Он уходит, а я, обессилев, смотрю на мелькающие картинки и размышляю тупо о том, что каждый приходит в этот мир по своей надобности и со своим назначением; если он пробует делать вещи, себе несвойственные, из этого не получается ничего путного. Я тут, чтобы губить людей, у меня это выходит прекрасно, и еще я хорошо обращаюсь с огнем. И даже если я пытаюсь оживить кого-то, я все равно его умерщвляю.

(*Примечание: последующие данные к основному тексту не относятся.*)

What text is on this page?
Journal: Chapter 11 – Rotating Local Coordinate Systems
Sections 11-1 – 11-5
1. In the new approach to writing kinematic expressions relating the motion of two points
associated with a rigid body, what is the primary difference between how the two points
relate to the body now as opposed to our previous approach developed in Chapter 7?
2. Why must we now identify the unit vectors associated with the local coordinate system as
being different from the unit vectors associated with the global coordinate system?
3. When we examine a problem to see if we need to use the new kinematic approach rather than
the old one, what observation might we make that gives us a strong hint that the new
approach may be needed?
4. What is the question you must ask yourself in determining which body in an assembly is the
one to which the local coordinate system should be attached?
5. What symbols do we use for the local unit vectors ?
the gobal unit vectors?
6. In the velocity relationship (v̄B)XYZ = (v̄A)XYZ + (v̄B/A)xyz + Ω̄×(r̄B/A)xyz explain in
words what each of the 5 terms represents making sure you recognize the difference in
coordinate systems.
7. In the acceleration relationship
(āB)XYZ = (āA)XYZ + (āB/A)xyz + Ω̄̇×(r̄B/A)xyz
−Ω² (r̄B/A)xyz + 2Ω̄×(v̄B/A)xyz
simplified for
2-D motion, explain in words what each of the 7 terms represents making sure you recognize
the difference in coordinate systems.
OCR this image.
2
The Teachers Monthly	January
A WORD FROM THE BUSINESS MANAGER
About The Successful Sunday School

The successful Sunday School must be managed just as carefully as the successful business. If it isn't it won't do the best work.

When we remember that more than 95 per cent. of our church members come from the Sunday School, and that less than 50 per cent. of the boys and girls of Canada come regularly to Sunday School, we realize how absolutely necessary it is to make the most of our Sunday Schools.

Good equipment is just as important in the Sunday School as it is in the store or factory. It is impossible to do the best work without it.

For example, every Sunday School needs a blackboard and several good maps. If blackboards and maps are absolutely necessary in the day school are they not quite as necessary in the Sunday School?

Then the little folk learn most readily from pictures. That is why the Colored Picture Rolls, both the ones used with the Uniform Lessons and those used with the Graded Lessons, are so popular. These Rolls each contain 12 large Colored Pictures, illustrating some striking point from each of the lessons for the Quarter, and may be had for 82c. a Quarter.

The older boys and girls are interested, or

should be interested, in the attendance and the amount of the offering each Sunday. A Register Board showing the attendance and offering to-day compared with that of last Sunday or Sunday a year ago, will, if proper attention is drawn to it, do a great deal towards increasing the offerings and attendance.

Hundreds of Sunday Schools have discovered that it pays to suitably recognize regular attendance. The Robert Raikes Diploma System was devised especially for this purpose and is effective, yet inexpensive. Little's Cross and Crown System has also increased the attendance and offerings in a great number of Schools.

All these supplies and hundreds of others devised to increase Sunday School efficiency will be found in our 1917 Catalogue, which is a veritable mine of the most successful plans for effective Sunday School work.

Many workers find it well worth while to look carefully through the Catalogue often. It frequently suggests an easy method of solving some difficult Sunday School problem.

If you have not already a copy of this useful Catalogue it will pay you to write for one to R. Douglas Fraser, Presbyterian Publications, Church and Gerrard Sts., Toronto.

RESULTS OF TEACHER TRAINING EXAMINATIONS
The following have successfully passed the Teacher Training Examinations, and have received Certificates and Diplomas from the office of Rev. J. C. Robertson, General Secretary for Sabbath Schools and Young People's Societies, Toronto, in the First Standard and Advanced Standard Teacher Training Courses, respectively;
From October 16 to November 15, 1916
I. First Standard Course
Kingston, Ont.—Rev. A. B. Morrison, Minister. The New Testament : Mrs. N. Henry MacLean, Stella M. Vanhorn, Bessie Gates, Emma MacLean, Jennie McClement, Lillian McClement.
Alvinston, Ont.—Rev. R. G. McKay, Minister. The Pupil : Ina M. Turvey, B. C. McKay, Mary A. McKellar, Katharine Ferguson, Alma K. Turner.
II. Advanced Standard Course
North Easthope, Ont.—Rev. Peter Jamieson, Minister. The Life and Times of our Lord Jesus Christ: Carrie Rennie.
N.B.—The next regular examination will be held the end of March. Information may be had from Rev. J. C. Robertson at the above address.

В Фаланге я был на своем месте. Только это место, похоже, уже занято кем-то другим; по крайней мере ни Риккардо, ни Беринг, ни Шрейер не замечают моего отсутствия и не откликаются на десятки посланий, которые я им отправляю. Меня будто удалили из базы данных, и все, кто меня знал, кто поздравлял меня, кто меня поддерживал, вместе с теми, кто меня ненавидел, моргнули и поехали дальше — в мир без меня.
Никто из моих — ни Эл, ни Йозеф, ни Виктор — не придет меня навестить; наверное, им приказано думать, что меня никогда не было. Дисциплина. Так я остаюсь без братьев. Ничего, что они знают меня почти тридцать лет, — у них впереди еще триста, чтобы стереть это из памяти.
Мои семикратные дни стекают в канализацию; я испражняюсь жизнью, выдыхаю ее, испаряю через кожные поры. Плоду Аннели должно быть уже восемнадцать недель, а мне кажется, прошла целая геологическая эпоха с того дня, когда я затыкал время атласной подушкой и как слепой щенок тыкался в ее соски. Еще четырнадцать дней — и нам поздно станет ехать в Брюссель. Плод официально станет человеком, и меня сщелкнут с шахматной доски на сто двадцать миллиардов клеток, потому что мой сын меня съест.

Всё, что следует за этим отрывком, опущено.